If you have time to take action and the fires are far enough away that they are not threatening your safety, here are some things you can do to assist firefighters and minimize the damage to your home.

  1. Listen to emergency officials.

    If they say evacuate, leave your home immediately.

  2. If you see a fire, report it.

    You may be the first one to spot a “hot spot,” so call 911 immediately if you see a fire, even if it’s a small one.

  3. Shut off the gas.

    Turn off propane at the tank or natural gas at the meter, and turn off all pilot lights.

  4. Check your vents.

    Special fire prevention vents, such as those from BrandGuard, resist flames and embers and can help protect your home from wildfire damage.

  5. Make your home easier to spot.

    Turn on a light in each room to increase the visibility of your home in heavy smoke. Turn on exterior lights as well.

  6. Take the “kindling” away.

    Move furniture away from windows and doors. Remove lightweight or non-fire-resistant window treatments. Put combustible patio furniture, doormats, toys, and trash cans inside the house or garage. If you have time, rake dead leaves away from the home and from under wood decks and clear the roof of any pine needles.

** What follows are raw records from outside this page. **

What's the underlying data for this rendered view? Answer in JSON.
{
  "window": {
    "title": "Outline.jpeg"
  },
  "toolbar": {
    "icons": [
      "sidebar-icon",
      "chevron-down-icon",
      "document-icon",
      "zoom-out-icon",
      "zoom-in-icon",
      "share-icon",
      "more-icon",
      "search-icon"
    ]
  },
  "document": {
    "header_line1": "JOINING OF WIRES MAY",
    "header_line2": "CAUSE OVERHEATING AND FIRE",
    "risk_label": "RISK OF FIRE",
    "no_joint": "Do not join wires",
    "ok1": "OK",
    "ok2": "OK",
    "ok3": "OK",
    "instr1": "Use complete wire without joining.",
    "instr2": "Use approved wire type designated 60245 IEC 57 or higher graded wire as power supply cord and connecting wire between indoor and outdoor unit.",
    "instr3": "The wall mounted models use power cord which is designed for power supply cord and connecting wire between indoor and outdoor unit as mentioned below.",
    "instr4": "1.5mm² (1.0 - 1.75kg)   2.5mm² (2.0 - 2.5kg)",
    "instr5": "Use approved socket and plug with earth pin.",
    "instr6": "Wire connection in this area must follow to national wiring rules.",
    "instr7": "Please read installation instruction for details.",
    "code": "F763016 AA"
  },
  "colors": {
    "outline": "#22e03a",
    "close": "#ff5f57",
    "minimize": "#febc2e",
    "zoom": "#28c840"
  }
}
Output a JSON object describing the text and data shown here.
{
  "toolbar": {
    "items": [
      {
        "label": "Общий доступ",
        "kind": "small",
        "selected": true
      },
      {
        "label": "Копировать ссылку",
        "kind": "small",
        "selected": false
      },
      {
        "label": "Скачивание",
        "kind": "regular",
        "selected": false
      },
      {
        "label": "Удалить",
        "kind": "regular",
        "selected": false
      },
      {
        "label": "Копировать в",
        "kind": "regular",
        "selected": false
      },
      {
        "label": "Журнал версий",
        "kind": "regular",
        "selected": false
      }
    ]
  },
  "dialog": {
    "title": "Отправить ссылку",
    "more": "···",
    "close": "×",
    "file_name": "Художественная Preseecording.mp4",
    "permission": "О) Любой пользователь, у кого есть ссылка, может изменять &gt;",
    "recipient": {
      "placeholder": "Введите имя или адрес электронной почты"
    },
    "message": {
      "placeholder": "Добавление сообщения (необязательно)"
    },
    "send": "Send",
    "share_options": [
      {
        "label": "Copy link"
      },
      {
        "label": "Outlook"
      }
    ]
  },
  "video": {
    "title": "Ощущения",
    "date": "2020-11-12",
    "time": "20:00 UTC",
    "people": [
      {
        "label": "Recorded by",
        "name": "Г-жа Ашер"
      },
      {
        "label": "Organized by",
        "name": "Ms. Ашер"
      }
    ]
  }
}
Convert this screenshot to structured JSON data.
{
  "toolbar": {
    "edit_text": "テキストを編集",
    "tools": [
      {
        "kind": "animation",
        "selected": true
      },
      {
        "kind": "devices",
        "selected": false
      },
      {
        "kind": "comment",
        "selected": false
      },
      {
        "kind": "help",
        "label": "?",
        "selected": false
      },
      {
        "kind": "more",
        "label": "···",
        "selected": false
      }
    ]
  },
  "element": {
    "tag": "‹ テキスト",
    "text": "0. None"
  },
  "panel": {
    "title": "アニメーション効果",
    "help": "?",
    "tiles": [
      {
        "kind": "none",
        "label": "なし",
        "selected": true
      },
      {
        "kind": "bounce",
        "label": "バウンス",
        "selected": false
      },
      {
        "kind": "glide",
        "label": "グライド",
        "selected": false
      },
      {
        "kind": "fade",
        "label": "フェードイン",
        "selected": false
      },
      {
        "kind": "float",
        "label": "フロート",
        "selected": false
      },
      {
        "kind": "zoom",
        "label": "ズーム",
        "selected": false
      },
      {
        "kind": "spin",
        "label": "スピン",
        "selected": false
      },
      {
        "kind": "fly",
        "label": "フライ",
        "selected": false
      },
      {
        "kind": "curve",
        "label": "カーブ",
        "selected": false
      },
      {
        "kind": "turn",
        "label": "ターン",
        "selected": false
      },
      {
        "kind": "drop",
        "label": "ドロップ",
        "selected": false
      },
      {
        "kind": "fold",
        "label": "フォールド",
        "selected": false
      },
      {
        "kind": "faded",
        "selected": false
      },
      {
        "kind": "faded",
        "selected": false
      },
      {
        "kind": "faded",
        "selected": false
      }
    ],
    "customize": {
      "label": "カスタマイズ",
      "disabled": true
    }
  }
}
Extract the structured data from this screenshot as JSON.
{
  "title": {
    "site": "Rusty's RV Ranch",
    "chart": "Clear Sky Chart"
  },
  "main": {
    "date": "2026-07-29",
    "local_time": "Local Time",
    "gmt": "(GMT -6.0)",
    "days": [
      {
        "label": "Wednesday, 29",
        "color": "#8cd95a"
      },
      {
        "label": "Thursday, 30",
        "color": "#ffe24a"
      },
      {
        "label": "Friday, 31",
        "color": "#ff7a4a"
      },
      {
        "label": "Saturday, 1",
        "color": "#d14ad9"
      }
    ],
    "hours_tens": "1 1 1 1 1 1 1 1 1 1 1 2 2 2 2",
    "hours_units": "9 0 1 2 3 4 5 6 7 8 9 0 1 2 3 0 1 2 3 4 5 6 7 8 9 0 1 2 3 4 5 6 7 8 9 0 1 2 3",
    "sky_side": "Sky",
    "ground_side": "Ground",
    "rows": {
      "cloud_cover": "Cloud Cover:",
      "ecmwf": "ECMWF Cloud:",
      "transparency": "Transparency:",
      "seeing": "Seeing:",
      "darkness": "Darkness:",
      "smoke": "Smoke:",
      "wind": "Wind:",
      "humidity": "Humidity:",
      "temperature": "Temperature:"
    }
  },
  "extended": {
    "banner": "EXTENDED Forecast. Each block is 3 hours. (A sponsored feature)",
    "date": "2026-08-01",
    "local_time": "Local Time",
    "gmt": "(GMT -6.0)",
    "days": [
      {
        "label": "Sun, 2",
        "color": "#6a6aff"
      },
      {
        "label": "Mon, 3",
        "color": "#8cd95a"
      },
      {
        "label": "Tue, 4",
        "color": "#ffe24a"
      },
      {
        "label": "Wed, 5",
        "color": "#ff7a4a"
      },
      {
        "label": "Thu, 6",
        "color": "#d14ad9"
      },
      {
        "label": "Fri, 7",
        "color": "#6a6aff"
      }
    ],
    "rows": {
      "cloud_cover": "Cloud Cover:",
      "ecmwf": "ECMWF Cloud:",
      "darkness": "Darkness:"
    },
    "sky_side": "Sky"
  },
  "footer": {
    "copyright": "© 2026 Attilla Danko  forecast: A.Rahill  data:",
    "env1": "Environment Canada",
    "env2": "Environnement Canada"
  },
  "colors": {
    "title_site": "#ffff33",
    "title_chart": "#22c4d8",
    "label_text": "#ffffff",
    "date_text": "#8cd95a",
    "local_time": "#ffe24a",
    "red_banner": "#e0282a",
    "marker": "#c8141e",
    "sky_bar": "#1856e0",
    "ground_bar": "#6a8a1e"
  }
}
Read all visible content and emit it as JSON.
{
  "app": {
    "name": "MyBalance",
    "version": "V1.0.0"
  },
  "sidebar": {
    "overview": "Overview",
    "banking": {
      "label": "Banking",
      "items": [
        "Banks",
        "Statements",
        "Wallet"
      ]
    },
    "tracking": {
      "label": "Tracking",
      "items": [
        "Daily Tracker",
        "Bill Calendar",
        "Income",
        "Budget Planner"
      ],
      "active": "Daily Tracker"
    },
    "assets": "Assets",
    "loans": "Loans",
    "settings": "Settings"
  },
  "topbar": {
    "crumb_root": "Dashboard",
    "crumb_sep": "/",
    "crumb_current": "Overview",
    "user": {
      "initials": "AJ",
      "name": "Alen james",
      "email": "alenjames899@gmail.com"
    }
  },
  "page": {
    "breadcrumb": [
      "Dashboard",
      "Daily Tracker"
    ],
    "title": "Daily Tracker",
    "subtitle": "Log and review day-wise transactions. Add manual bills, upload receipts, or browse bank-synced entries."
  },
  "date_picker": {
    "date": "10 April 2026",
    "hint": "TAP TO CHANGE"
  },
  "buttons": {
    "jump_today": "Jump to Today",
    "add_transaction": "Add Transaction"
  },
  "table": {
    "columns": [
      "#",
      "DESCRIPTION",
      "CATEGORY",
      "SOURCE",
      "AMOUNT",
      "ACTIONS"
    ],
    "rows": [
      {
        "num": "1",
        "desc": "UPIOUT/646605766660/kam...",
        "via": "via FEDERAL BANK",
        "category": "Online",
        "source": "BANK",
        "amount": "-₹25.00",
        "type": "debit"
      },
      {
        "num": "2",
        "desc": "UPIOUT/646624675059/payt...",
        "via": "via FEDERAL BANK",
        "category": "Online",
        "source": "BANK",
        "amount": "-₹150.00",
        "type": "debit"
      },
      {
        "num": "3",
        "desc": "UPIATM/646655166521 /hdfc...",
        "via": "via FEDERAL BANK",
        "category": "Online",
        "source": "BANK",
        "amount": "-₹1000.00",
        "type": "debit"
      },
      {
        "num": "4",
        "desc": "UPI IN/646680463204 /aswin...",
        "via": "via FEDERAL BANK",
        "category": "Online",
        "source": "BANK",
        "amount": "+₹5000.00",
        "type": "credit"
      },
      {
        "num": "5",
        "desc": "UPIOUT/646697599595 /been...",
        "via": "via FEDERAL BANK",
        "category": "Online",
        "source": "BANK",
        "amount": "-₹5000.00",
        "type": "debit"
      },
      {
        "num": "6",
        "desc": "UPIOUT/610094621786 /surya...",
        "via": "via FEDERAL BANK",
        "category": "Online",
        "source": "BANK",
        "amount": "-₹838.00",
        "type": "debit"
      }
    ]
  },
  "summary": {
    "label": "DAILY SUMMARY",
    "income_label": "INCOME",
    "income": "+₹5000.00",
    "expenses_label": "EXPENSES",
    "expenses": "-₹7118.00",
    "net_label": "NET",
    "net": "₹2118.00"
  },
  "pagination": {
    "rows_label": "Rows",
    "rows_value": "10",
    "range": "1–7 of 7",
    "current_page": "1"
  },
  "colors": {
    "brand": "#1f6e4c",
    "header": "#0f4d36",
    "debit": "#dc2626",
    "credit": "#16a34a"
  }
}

  7. Make it easy for firefighters.

    If your home is gated, leave the gate propped open to allow fire fighters easy access to your property. Connect garden hoses to outside taps. Fill buckets with water and place them around the house. Put a ladder against a corner of your house, so firefighters have easy access to your roof.

  8. Wet down your space.

    Place lawn sprinklers on the roof and near above-ground fuel tanks. Wet down the roof and shrubs within 15 feet of your home, but don’t leave sprinklers on or water running, as it can affect the water pressure.

  9. Check for embers.

    Even the smallest ember can start a fire, so continually check your roof and attic for embers, smoke, or fire.

  10. Locate your evacuation kits.

    Make sure your evacuation kits are ready to go – for yourself, your family and your pets – in case you need to leave.